Monday, 20 March 2017

News Organisations Inadvertently Spreading False Facts Even as They Refute Them

In How News Organizations Inadvertently Spread "Alternative Facts" Gleb Tsipursky explains that many readers will tend to believe President Donald Trump's claims, even when they aren't true, because of the way the media presents them.
Behavioral science suggests that despite Trump offering no substantive facts for his claim, the mainstream media’s current coverage will get him what he craves. Fortunately, we can use the same research to reframe the narrative to help truth trump Trump’s evidence-free accusations.
This is because many people only glance at the headlines rather than reading the full reports.
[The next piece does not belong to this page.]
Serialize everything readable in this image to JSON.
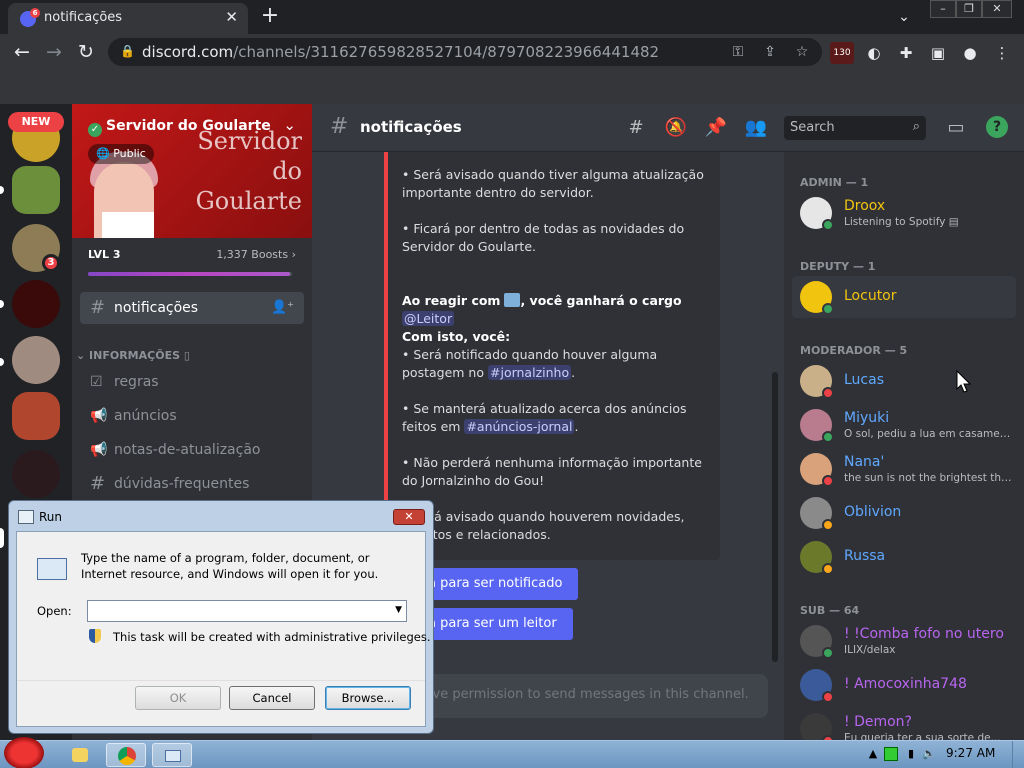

Tsipursky suggests an alternate way of presenting the stories:
Reframing the media coverage of Trump’s claims, using techniques informed by behavioral science, would disincentivize Trump from making such baseless statements, instead of rewarding him. Rather than focusing on relating the details of the specific claims made by Trump, news headlines and introductory paragraphs could foreground the pattern of our President systematically making accusations lacking evidence.

For instance, in the case of this specific news item, AP News could have run the headline “Trump Delivers Another Accusation Without Evidence, This Time Against Obama.” CNN could have introduced the story by focusing on Trump’s pattern of making serial allegations of immoral and illegal actions by his political opponents without any evidence, focusing this time on his predecessor. Then, deeper in the article where the shallow skimmers do not reach, the story could have detailed the allegations made by Trump. This style of media coverage would make Trump less inclined to make such claims, as he would not get the impact he wants.